22. Your accountant tells you that if you can continue to earn the current interest rate on your balance of $500 for ten years, you will have about $983.58. What rate of interest does your accountant expect you to earn?
a. 5 percent
b. 6 percent
c. 7 percent
d. 8 percent
ANSWER: c. 7 percent
23. To decrease the money supply, the Fed could
a. sell government bonds.
b. increase the discount rate.
c. increase the reserve requirement.
d. All of the above are correct.
ANSWER: d. All of the above are correct.
24. If Microsoft sells a bond they are
a. borrowing directly from the public.
b. borrowing indirectly from the public.
c. lending directly to the public.
d. lending indirectly to the public.
ANSWER: a. borrowing directly from the public.
25. Which of the following definitions is correct?
a. Labor force = number of employed.
b. Labor force = population – number of unemployed.

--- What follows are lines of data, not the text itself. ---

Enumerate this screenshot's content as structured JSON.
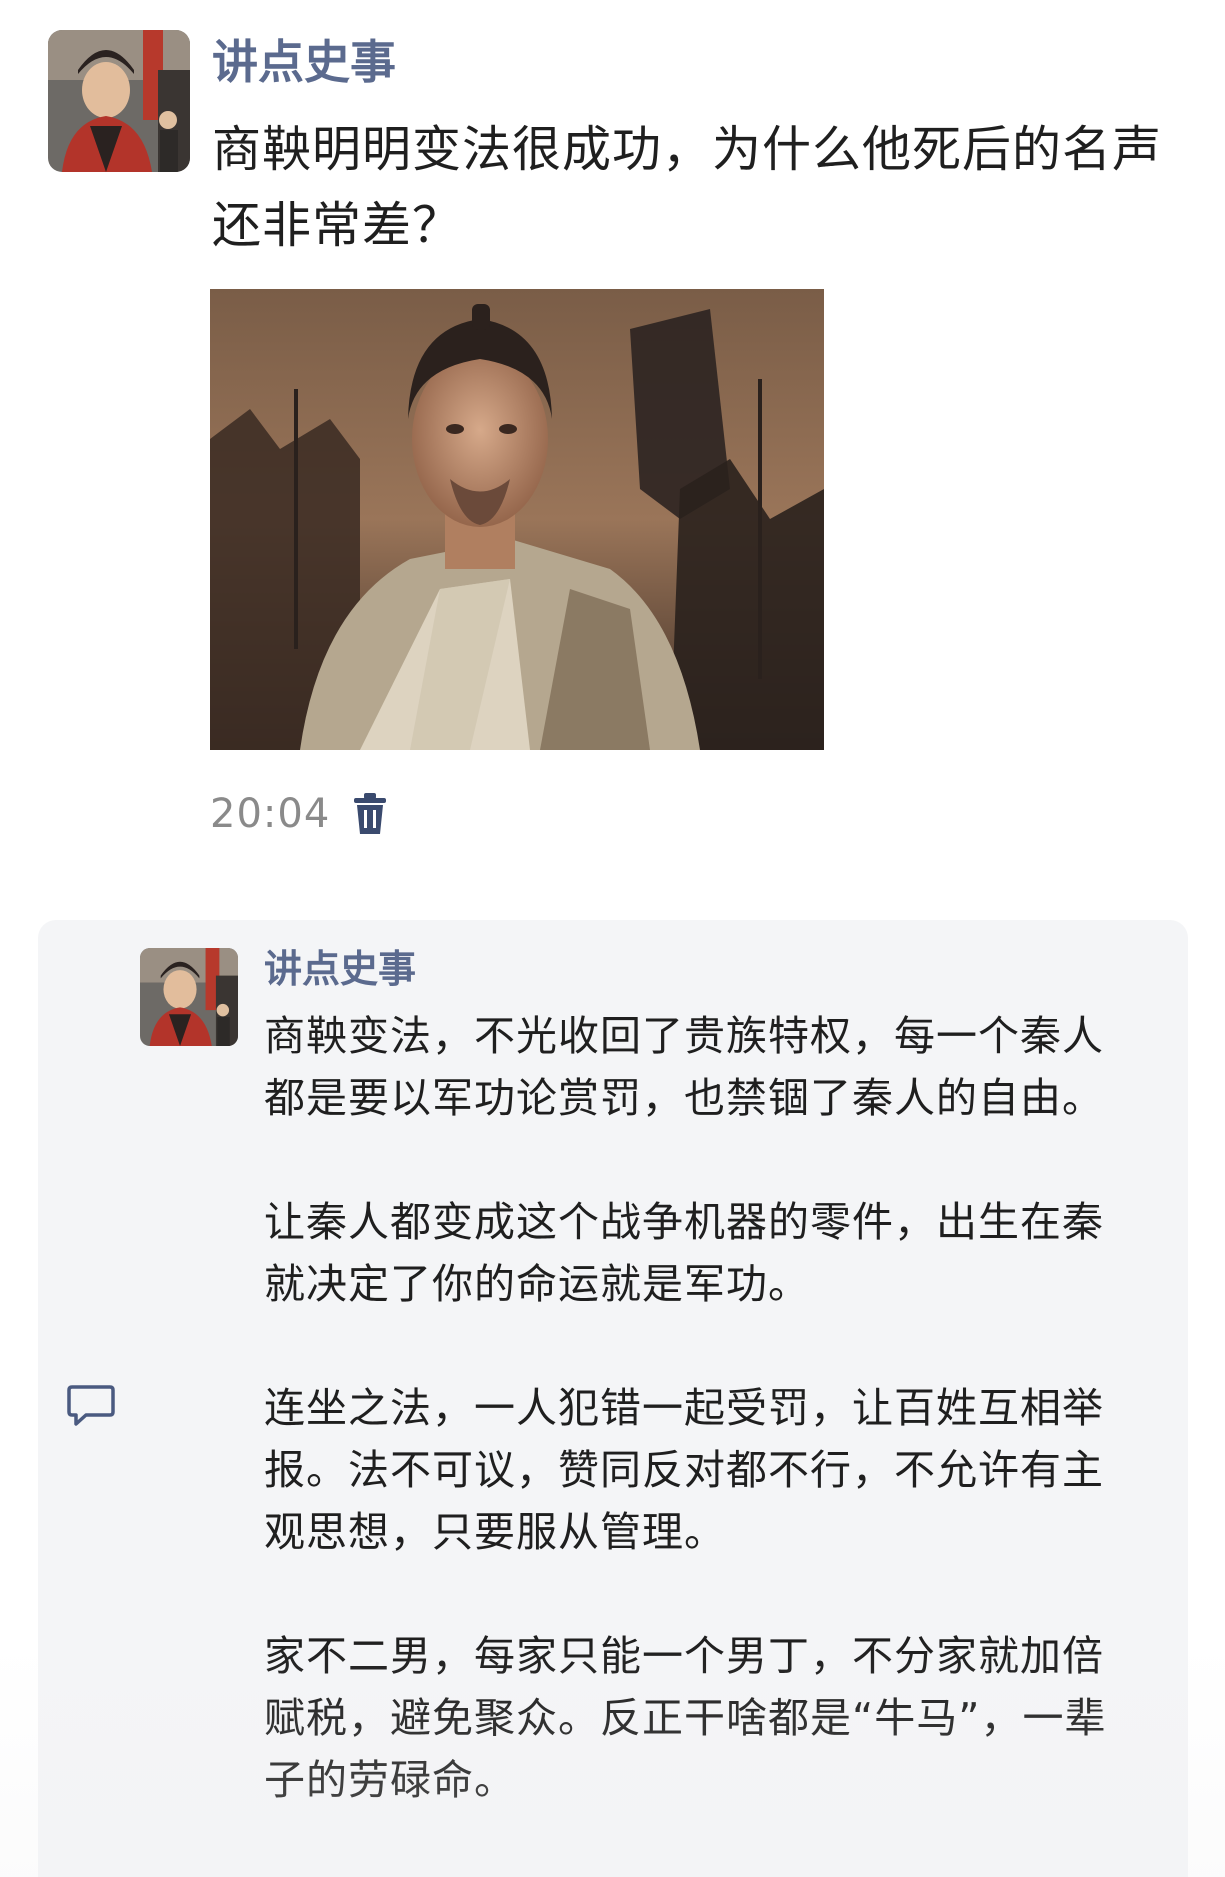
{
  "post": {
    "author": "讲点史事",
    "title": "商鞅明明变法很成功，为什么他死后的名声还非常差？",
    "time": "20:04",
    "avatar_icon": "avatar-portrait-icon",
    "delete_icon": "trash-icon"
  },
  "reply": {
    "author": "讲点史事",
    "paragraphs": [
      "商鞅变法，不光收回了贵族特权，每一个秦人都是要以军功论赏罚，也禁锢了秦人的自由。",
      "让秦人都变成这个战争机器的零件，出生在秦就决定了你的命运就是军功。",
      "连坐之法，一人犯错一起受罚，让百姓互相举报。法不可议，赞同反对都不行，不允许有主观思想，只要服从管理。",
      "家不二男，每家只能一个男丁，不分家就加倍赋税，避免聚众。反正干啥都是“牛马”，一辈子的劳碌命。"
    ],
    "comment_icon": "comment-icon"
  },
  "colors": {
    "author_name": "#5b6a8e",
    "text": "#1f1f1f",
    "meta": "#8a8a8a",
    "reply_bg": "#f4f5f7"
  }
}
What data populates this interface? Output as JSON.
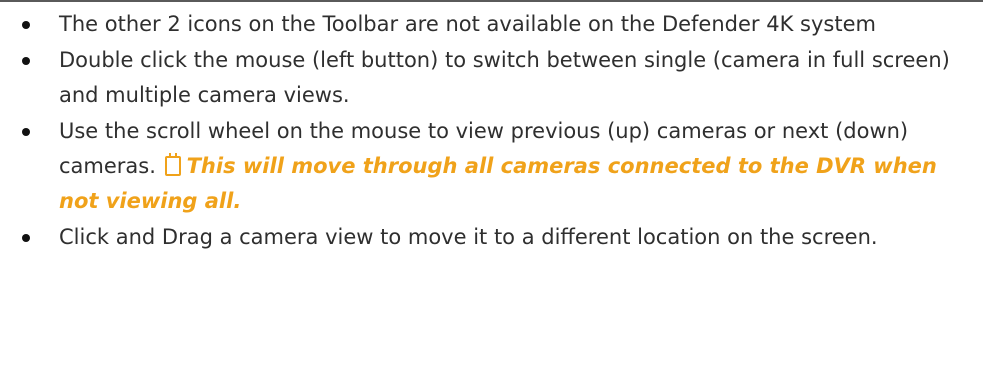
{
  "bullets": [
    {
      "text": "The other 2 icons on the Toolbar are not available on the Defender 4K system"
    },
    {
      "text": "Double click the mouse (left button) to switch between single (camera in full screen) and multiple camera views."
    },
    {
      "text": "Use the scroll wheel on the mouse to view previous (up) cameras or next (down) cameras.",
      "note_icon": "note-icon",
      "note": "This will move through all cameras connected to the DVR when not viewing all."
    },
    {
      "text": "Click and Drag a camera view to move it to a different location on the screen."
    }
  ],
  "colors": {
    "text": "#2f2f2f",
    "note": "#f0a21a",
    "rule": "#5a5a5a"
  }
}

c. Unemployment Rate = (number of unemployed ¸ [number of employed + number of unemployed]) ´ 100.
d. Unemployment Rate = (number of unemployed ¸ adult population) ´ 100.
ANSWER: c. Unemployment Rate = (number of unemployed ¸ [number of employed + number of unemployed] ´ 100.
26. The supply of money is determined by
a. the price level.
b. the Treasury and Congressional Budget Office.
c. the Federal Reserve System.
d. the demand for money.
ANSWER: c. the Federal Reserve System.
27. Kelly deposited $1,000 into an account three years ago. The first two years she earned 5 percent interest, the third she earned 6 percent. How much money does she have in her account today?
a. $1,157.90
b. $1,168.65
c. $1,176.00
d. None of the above are correct to the nearest penny.
ANSWER: b. $1,168.65
28. In a 100-percent-reserve banking system,
a. banks can create money by issuing currency.
b. banks can create money by lending out reserves.
c. the Fed can increase the money supply with open market sales.
d. banks hold as many reserves as they hold deposits.
ANSWER: d. banks hold as many reserves as they hold deposits.
29. The country of Nemedia does not trade with any other country. Its GDP is $20 billion. Its government collects $4 billion in taxes and pays out $3 billion to households in the form of transfer payments. Consumption equals $15 billion and investment equals $2 billion. What is public saving in Nemedia, and what is the value of the goods and services purchased by the government of Nemedia?
a. –$2 billion and $3 billion
b. $1 billion and $3 billion
c. –$1 billion and $4 billion
d. There is not enough information to answer the question.
ANSWER: a. –$2 billion and $3 billion
30. If the minimum wage was currently above the equilibrium wage, than a decrease in the minimum wage would
a. increase both the quantity demanded and the quantity supplied of labor.
b. decrease both the quantity demanded and the quantity supplied of labor.
c. increase the quantity of labor demanded and decrease the quantity supplied.
d. decrease the quantity of labor demanded and increase the quantity supplied.
ANSWER: c. increase the quantity of labor demanded and decrease the quantity supplied.